PS: the wrong result was due to enabling heuristics. It has been fixed on my end. See #7.

Santiago Marco-Sola · Answer 5 · Thu Mar 24 2022 00:53:19 GMT+0800 (China Standard Time)

I forwarded @RagnarGrootKoerkamp to WFA2.

Thanks for the forwarding. Much appreciated.

[...] I need to clarify that lv89 is spinoff of my gwfa. I said it is a toy due to its simplicity. It is fairly efficient, though probably not as efficient as WFA2.

Well, I think it is a good idea. Simplicity is many times preferred over complex and hard-to-integrate tools/libraries. I would really love to offer the WFA2 in just a header, but obviously, I can't.

I failed to get the correct output from WFA2. Will create a separate issue for that.

Please, do.

Jordan Eizenga · Answer 6 · Thu Mar 24 2022 01:17:48 GMT+0800 (China Standard Time)

Perhaps of interest: I implemented an adaptive version of the low memory WFA algorithm in wfalm that decides between three WFA variants on-line, which should have largely eliminated the run time difference between wfalm's implementations of standard and low-memory WFA. That said, I have neither rigorously benchmarked it nor compared the speed to implementations in other repositories.

Ragnar Groot Koerkamp · Answer 7 · Thu Mar 24 2022 02:29:12 GMT+0800 (China Standard Time)

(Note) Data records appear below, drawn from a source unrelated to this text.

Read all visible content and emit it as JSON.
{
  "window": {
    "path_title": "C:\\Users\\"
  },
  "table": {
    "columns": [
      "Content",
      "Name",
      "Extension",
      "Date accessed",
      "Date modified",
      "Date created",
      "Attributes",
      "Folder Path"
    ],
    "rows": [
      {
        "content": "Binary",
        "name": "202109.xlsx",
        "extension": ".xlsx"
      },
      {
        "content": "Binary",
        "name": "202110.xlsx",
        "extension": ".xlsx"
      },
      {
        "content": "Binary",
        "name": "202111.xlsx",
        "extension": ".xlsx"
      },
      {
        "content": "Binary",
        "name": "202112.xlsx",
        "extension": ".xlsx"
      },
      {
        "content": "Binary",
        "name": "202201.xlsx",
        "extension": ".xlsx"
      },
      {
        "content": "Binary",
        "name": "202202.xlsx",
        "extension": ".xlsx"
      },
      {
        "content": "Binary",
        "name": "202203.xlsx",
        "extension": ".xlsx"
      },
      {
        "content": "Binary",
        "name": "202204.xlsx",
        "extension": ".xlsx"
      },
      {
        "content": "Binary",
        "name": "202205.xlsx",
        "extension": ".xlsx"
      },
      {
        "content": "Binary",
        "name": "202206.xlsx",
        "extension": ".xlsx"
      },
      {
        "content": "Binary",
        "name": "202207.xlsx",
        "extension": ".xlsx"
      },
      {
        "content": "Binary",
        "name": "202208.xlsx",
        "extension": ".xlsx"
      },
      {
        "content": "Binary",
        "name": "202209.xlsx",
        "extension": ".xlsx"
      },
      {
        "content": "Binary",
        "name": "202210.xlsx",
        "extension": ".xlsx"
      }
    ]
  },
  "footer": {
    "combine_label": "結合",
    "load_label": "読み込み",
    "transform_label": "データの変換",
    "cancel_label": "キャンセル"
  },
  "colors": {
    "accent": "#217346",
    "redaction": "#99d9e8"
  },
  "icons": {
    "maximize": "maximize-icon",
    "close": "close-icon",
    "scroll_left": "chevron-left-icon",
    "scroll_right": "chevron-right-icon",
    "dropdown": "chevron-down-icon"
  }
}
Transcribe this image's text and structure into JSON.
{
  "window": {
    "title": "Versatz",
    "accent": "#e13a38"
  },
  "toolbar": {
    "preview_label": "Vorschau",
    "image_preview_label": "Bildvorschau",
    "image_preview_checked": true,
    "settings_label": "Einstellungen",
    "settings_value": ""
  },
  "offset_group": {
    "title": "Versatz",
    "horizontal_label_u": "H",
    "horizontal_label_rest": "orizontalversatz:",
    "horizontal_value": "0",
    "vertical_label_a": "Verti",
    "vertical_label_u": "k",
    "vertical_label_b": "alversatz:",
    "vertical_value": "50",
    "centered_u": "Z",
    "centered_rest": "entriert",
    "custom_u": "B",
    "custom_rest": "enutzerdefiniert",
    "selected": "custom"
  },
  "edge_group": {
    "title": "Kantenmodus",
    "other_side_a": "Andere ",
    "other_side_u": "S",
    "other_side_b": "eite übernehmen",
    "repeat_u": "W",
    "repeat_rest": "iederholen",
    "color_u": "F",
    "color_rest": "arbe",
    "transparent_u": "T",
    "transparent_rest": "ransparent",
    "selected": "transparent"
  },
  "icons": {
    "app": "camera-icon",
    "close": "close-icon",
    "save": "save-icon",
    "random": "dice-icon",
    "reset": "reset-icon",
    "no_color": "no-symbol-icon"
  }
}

@jeizenga I may also include wfalm in my benchmark. I didn't look much into your repo yet though (it would be simpler if you provide something similar to the tools/align-benchmark in this repo ;).

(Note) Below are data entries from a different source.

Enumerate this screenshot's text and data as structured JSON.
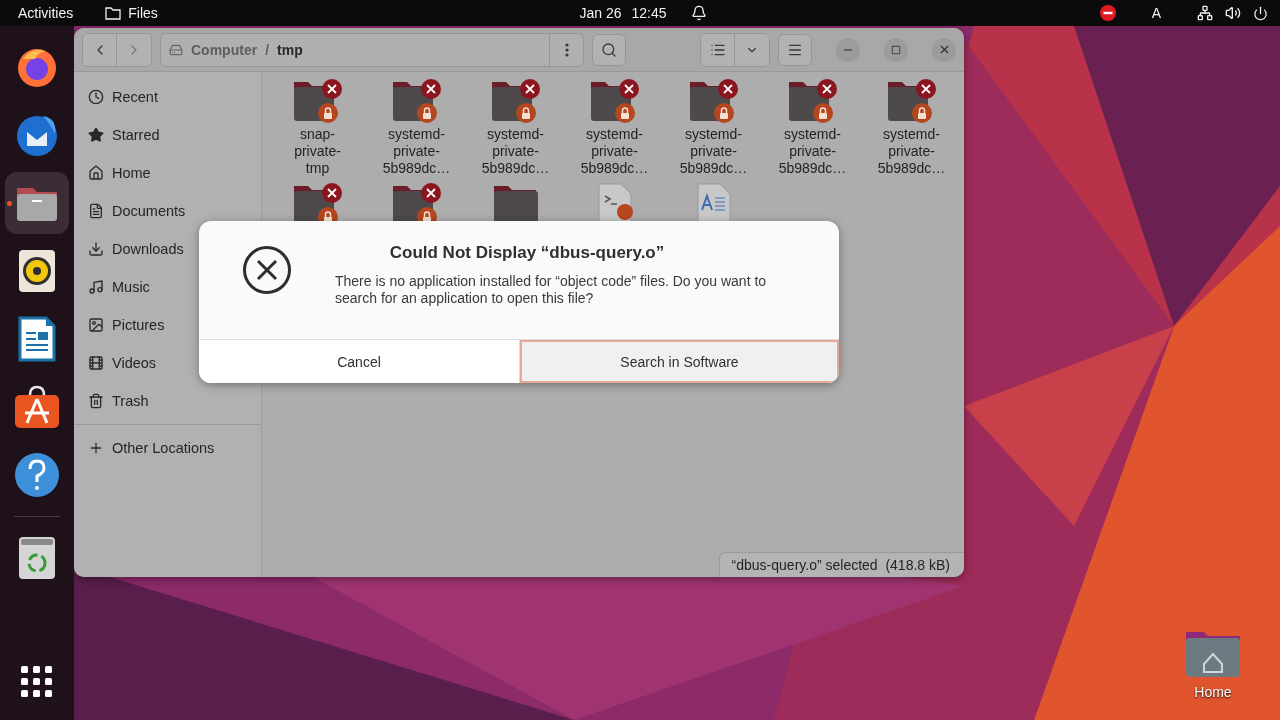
{
  "top_bar": {
    "activities": "Activities",
    "app": "Files",
    "date": "Jan 26",
    "time": "12:45",
    "keyboard": "A"
  },
  "dock": {
    "apps": [
      {
        "kind": "firefox",
        "active": false
      },
      {
        "kind": "thunderbird",
        "active": false
      },
      {
        "kind": "files",
        "active": true
      },
      {
        "kind": "rhythmbox",
        "active": false
      },
      {
        "kind": "writer",
        "active": false
      },
      {
        "kind": "software",
        "active": false
      },
      {
        "kind": "help",
        "active": false
      }
    ],
    "pinned_after_separator": [
      {
        "kind": "trash",
        "active": false
      }
    ]
  },
  "window": {
    "path": [
      {
        "label": "Computer",
        "current": false
      },
      {
        "label": "/",
        "current": false
      },
      {
        "label": "tmp",
        "current": true
      }
    ],
    "sidebar": {
      "items": [
        {
          "kind": "recent",
          "label": "Recent",
          "selected": false
        },
        {
          "kind": "starred",
          "label": "Starred",
          "selected": false
        },
        {
          "kind": "home",
          "label": "Home",
          "selected": false
        },
        {
          "kind": "documents",
          "label": "Documents",
          "selected": false
        },
        {
          "kind": "downloads",
          "label": "Downloads",
          "selected": false
        },
        {
          "kind": "music",
          "label": "Music",
          "selected": false
        },
        {
          "kind": "pictures",
          "label": "Pictures",
          "selected": false
        },
        {
          "kind": "videos",
          "label": "Videos",
          "selected": false
        },
        {
          "kind": "trash",
          "label": "Trash",
          "selected": false
        }
      ],
      "other_locations": "Other Locations"
    },
    "files": [
      {
        "kind": "locked-folder",
        "name_lines": [
          "snap-",
          "private-",
          "tmp"
        ]
      },
      {
        "kind": "locked-folder",
        "name_lines": [
          "systemd-",
          "private-",
          "5b989dc…"
        ]
      },
      {
        "kind": "locked-folder",
        "name_lines": [
          "systemd-",
          "private-",
          "5b989dc…"
        ]
      },
      {
        "kind": "locked-folder",
        "name_lines": [
          "systemd-",
          "private-",
          "5b989dc…"
        ]
      },
      {
        "kind": "locked-folder",
        "name_lines": [
          "systemd-",
          "private-",
          "5b989dc…"
        ]
      },
      {
        "kind": "locked-folder",
        "name_lines": [
          "systemd-",
          "private-",
          "5b989dc…"
        ]
      },
      {
        "kind": "locked-folder",
        "name_lines": [
          "systemd-",
          "private-",
          "5b989dc…"
        ]
      },
      {
        "kind": "locked-folder"
      },
      {
        "kind": "locked-folder"
      },
      {
        "kind": "folder"
      },
      {
        "kind": "script"
      },
      {
        "kind": "text"
      }
    ],
    "status": "“dbus-query.o” selected  (418.8 kB)"
  },
  "dialog": {
    "title": "Could Not Display “dbus-query.o”",
    "message": "There is no application installed for “object code” files. Do you want to search for an application to open this file?",
    "buttons": [
      {
        "label": "Cancel",
        "focused": false
      },
      {
        "label": "Search in Software",
        "focused": true
      }
    ]
  },
  "desktop_icons": [
    {
      "label": "Home"
    }
  ]
}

Also, now that we're all here: would you be interested in a slack/discord where we could chat more? After I get the preprint of my own aligner out, I'd love to collaborate.

Jordan Eizenga · Answer 8 · Thu Mar 24 2022 03:31:02 GMT+0800 (China Standard Time)

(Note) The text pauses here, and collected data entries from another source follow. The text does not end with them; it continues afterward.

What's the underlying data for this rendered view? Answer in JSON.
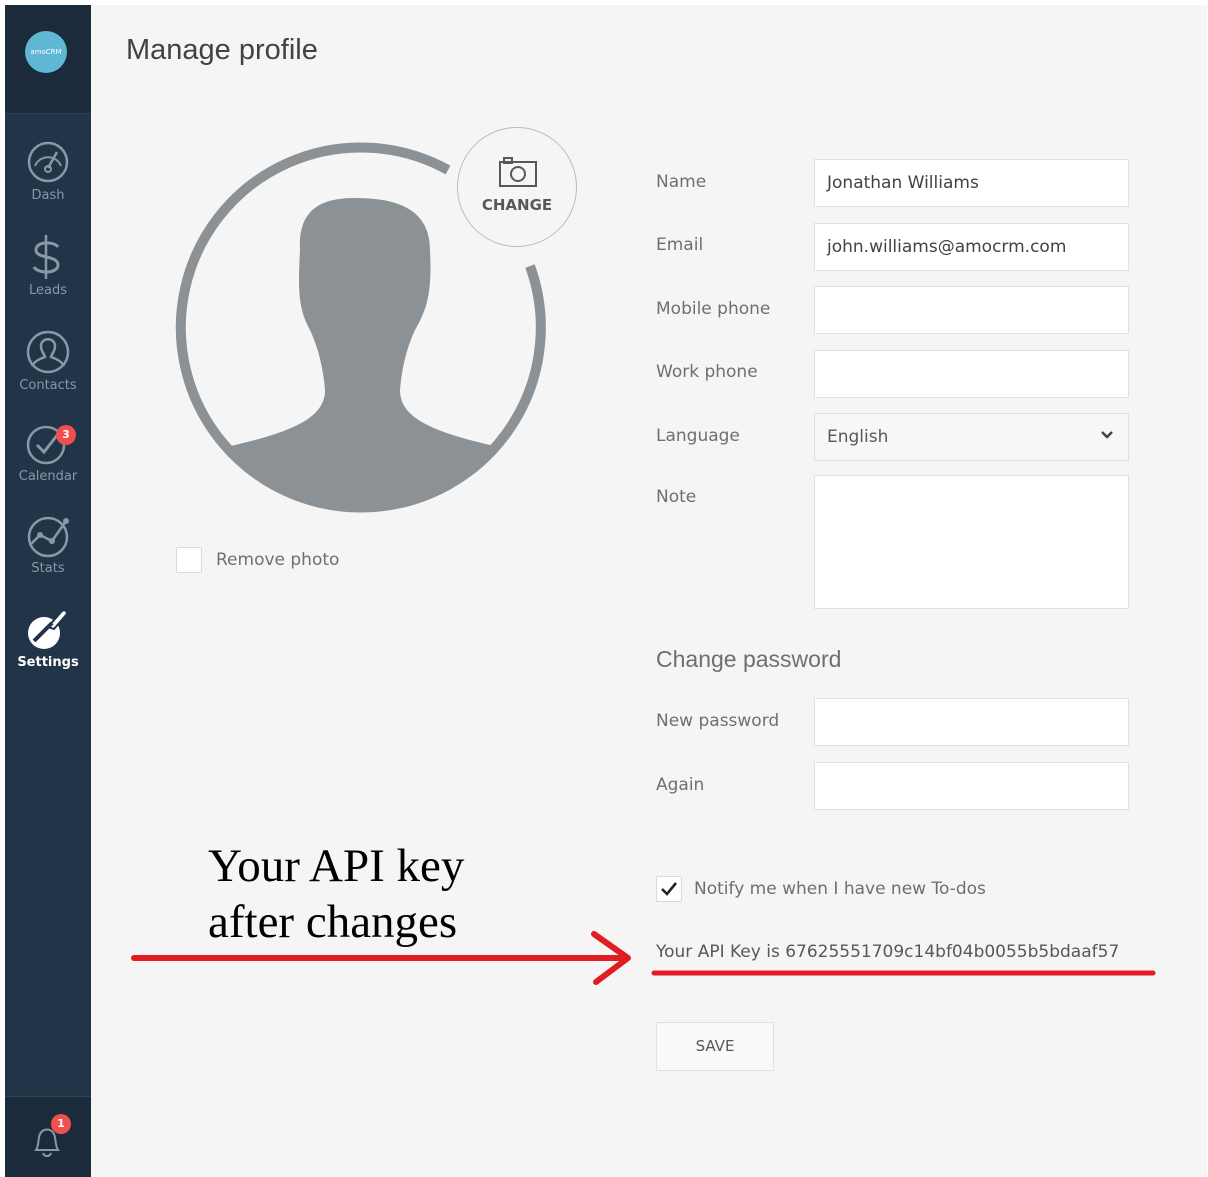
{
  "page": {
    "title": "Manage profile"
  },
  "sidebar": {
    "logo_text": "amoCRM",
    "items": [
      {
        "label": "Dash",
        "icon": "speedometer-icon"
      },
      {
        "label": "Leads",
        "icon": "dollar-icon"
      },
      {
        "label": "Contacts",
        "icon": "person-icon"
      },
      {
        "label": "Calendar",
        "icon": "check-circle-icon",
        "badge": "3"
      },
      {
        "label": "Stats",
        "icon": "chart-icon"
      },
      {
        "label": "Settings",
        "icon": "wrench-icon",
        "active": true
      }
    ],
    "notifications": {
      "icon": "bell-icon",
      "badge": "1"
    }
  },
  "avatar": {
    "change_label": "CHANGE",
    "remove_photo_label": "Remove photo",
    "remove_photo_checked": false
  },
  "form": {
    "name": {
      "label": "Name",
      "value": "Jonathan Williams"
    },
    "email": {
      "label": "Email",
      "value": "john.williams@amocrm.com"
    },
    "mobile_phone": {
      "label": "Mobile phone",
      "value": ""
    },
    "work_phone": {
      "label": "Work phone",
      "value": ""
    },
    "language": {
      "label": "Language",
      "value": "English"
    },
    "note": {
      "label": "Note",
      "value": ""
    }
  },
  "password": {
    "section_title": "Change password",
    "new_label": "New password",
    "again_label": "Again"
  },
  "notify": {
    "label": "Notify me when I have new To-dos",
    "checked": true
  },
  "api_key_text": "Your API Key is 67625551709c14bf04b0055b5bdaaf57",
  "save_label": "SAVE",
  "annotation": {
    "line1": "Your API key",
    "line2": "after changes",
    "color": "#e11d23"
  },
  "colors": {
    "sidebar": "#213448",
    "accent": "#5fb7d3",
    "badge": "#f14e4e"
  }
}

I'd be happy to chat further :)

In the meantime, I do have a benchmarking utility in the wfalm repository (in the test directory), although it is very rudimentary compared to @smarco's. Maybe still useful though.

Santiago Marco-Sola · Answer 9 · Thu Mar 24 2022 15:31:59 GMT+0800 (China Standard Time)

Sure, happy to keep on talking.

Kristoffer · Answer 10 · Thu Mar 24 2022 18:01:46 GMT+0800 (China Standard Time)

Well, I think it is a good idea. Simplicity is many times preferred over complex and hard-to-integrate tools/libraries. I would really love to offer the WFA2 in just a header, but obviously, I can't.

Is a header-only solution possible but requires significant work, or are there other factors preventing this?

Santiago Marco-Sola · Answer 11 · Thu Mar 24 2022 19:06:22 GMT+0800 (China Standard Time)

Trying to answer the question properly, you can always put all the WFA2 sources in a single .h/.hpp file. This can be done easily. However, I am reluctant to merge >10K lines of code together in a single file. First, I need to maintain & debug this code on my own; I need it very structured and modularized to reduce the complexity as much as possible. Second, I think that compiling against a library, using API/bindings (C/C++/Python), is attainable for most programmers.

So, I think it is not a matter of offering a single file but producing a simple code (i.e., a few lines) that can do the job on a single header. In fact, I have a reduced version of the WFA-edit (a single C file) that I usually use for educational purposes. That is why I think that lv89 from @lh3 is a good idea; because it is simple and easy to understand.

I hope this clarifies the question.

Kristoffer · Answer 12 · Thu Mar 24 2022 19:11:44 GMT+0800 (China Standard Time)

Yes, it very much does. Thank you for the detailed answer!